Da parte di alcune associazioni era stata cavalcata l'onda che il ruolo di terzo responsabile potesse essere svolto solo dalle società di capitali (srl, spa, ecc.) in quanto munite di capacità giuridica, al contrario di imprese individuali e società di persone. Confartigianato, insieme alle altre associazioni d'impresa, ha sempre sostenuto invece che per persona giuridica si dovesse intendere anche l'impresa individuale o la società di persone.

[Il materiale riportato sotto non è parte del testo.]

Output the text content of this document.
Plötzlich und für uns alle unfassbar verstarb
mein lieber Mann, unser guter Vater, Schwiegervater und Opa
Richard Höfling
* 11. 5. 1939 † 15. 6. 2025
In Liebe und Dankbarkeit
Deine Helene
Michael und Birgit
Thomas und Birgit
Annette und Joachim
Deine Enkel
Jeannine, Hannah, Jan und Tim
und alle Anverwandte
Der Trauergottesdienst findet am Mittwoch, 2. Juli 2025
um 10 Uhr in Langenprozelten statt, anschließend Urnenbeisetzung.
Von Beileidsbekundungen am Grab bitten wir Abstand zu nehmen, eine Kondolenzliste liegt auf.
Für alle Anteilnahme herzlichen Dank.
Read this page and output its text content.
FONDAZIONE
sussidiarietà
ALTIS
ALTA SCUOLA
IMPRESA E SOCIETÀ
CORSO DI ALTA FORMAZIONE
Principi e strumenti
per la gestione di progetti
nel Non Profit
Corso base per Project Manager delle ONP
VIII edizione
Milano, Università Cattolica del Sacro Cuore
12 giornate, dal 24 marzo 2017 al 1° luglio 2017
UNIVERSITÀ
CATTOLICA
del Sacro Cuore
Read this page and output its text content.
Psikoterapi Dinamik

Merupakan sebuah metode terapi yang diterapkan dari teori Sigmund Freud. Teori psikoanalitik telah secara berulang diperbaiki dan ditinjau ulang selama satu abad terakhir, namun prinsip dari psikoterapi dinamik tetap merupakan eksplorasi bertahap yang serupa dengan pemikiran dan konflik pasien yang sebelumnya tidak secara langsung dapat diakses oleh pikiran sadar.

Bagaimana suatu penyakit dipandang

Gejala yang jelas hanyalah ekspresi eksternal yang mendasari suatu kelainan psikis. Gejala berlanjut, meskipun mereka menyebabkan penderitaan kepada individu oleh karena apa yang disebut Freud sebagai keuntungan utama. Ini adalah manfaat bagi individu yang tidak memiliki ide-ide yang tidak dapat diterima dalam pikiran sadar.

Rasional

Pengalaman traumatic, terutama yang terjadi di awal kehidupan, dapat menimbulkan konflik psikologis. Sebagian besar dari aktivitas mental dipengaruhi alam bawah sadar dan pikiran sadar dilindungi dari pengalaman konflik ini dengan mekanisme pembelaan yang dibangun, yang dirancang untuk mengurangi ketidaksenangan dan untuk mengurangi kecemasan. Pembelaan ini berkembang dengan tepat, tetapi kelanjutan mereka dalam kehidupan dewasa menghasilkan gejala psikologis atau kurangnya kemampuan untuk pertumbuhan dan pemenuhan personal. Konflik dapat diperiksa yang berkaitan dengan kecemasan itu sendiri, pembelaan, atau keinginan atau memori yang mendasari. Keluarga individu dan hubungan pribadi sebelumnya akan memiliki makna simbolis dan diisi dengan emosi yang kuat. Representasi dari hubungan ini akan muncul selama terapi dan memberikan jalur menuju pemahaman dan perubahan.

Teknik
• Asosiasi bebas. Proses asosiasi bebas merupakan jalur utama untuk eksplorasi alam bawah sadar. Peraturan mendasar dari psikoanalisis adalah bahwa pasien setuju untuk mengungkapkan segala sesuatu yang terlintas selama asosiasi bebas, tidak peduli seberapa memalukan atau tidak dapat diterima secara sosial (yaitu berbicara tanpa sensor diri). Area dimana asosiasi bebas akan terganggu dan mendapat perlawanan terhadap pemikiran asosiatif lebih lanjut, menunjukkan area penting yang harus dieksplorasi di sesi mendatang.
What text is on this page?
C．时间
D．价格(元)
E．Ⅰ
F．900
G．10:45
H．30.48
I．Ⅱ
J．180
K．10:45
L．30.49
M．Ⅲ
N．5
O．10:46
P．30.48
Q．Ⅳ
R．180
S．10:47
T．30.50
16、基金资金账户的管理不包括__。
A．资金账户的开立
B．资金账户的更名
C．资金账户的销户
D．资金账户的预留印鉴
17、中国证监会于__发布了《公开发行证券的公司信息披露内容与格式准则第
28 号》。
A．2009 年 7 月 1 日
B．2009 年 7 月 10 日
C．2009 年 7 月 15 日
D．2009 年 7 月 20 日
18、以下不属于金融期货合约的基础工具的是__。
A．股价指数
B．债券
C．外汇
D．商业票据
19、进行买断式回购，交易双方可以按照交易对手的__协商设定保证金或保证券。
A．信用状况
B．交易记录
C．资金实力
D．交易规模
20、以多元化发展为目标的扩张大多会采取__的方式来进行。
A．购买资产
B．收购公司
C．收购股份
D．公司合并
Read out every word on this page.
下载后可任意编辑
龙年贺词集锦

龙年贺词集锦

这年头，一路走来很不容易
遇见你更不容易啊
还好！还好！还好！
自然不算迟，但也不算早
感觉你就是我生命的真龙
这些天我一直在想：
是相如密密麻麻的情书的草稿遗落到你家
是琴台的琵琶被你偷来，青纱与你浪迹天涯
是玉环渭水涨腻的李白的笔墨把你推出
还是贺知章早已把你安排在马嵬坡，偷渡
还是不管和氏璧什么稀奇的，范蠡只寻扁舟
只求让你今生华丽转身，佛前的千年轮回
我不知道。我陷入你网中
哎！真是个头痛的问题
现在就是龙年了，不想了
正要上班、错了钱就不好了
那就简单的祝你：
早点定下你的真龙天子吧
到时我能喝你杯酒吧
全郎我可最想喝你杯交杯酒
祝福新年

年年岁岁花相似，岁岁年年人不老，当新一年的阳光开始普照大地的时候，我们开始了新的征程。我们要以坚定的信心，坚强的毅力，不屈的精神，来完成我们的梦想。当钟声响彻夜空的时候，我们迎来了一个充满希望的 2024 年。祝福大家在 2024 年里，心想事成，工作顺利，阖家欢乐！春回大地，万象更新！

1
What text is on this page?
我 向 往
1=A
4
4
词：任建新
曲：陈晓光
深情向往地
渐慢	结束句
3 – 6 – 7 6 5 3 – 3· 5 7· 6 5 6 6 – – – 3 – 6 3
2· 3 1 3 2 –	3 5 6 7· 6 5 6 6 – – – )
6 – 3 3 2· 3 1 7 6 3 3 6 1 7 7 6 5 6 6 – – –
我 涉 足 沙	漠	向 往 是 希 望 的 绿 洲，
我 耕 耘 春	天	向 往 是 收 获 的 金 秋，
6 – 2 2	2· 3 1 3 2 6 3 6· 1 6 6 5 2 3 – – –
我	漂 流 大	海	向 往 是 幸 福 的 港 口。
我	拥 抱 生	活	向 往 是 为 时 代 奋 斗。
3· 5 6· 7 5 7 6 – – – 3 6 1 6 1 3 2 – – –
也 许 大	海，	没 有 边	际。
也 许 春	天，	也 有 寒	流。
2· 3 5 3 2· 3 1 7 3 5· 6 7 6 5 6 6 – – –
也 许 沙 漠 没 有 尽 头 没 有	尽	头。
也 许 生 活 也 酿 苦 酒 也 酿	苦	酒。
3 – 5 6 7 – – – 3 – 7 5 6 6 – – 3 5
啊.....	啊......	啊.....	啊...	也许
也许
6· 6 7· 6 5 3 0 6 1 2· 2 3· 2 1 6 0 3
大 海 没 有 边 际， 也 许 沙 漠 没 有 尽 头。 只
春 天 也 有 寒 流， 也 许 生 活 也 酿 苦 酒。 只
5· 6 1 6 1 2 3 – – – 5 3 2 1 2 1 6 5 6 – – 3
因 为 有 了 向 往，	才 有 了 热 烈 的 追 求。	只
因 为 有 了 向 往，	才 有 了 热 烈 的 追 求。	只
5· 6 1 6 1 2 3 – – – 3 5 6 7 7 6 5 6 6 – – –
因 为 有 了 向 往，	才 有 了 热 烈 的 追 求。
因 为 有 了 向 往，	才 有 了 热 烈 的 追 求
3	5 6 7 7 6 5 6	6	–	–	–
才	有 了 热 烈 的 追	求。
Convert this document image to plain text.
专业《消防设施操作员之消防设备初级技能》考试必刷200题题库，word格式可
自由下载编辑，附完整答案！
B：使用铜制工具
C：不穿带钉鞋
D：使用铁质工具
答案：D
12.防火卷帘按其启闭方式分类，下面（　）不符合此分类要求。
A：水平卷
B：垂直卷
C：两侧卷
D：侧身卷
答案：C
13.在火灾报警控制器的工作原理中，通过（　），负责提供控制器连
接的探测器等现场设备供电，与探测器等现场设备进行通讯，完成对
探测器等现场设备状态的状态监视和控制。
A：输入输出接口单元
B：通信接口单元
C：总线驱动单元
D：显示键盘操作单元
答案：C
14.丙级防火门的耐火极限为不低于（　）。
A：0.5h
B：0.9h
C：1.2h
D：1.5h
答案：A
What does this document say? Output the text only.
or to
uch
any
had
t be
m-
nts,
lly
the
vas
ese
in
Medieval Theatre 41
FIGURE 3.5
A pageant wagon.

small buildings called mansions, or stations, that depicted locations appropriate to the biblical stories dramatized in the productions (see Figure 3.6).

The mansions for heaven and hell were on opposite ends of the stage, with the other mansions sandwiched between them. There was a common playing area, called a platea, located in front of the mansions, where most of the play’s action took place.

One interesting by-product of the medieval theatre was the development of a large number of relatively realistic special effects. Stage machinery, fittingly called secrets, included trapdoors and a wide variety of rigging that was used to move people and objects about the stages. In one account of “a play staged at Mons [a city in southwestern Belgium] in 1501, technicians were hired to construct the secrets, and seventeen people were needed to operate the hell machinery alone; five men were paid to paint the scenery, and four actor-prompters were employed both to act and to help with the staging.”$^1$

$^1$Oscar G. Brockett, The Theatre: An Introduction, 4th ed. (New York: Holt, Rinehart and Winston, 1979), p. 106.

Lo scorso 19 febbraio il Senato ha convertito in legge il decreto Destinazione Italia, accogliendo l'emendamento di Confartigianato che prevedeva la sostituzione delle parole "la persona giuridica" con "l'impresa" nella definizione di terzo responsabile dell'impianto termico. Manca ancora il numero di legge e la pubblicazione in Gazzetta, ma si tratta solo di meri passaggi formali.
Con questa modifica non possono esserci più dubbi sul fatto che qualsiasi impresa, avente i requisiti richiesti, può svolgere il ruolo di terzo responsabile, indipendentemente dalla forma giuridica in cui è costituita.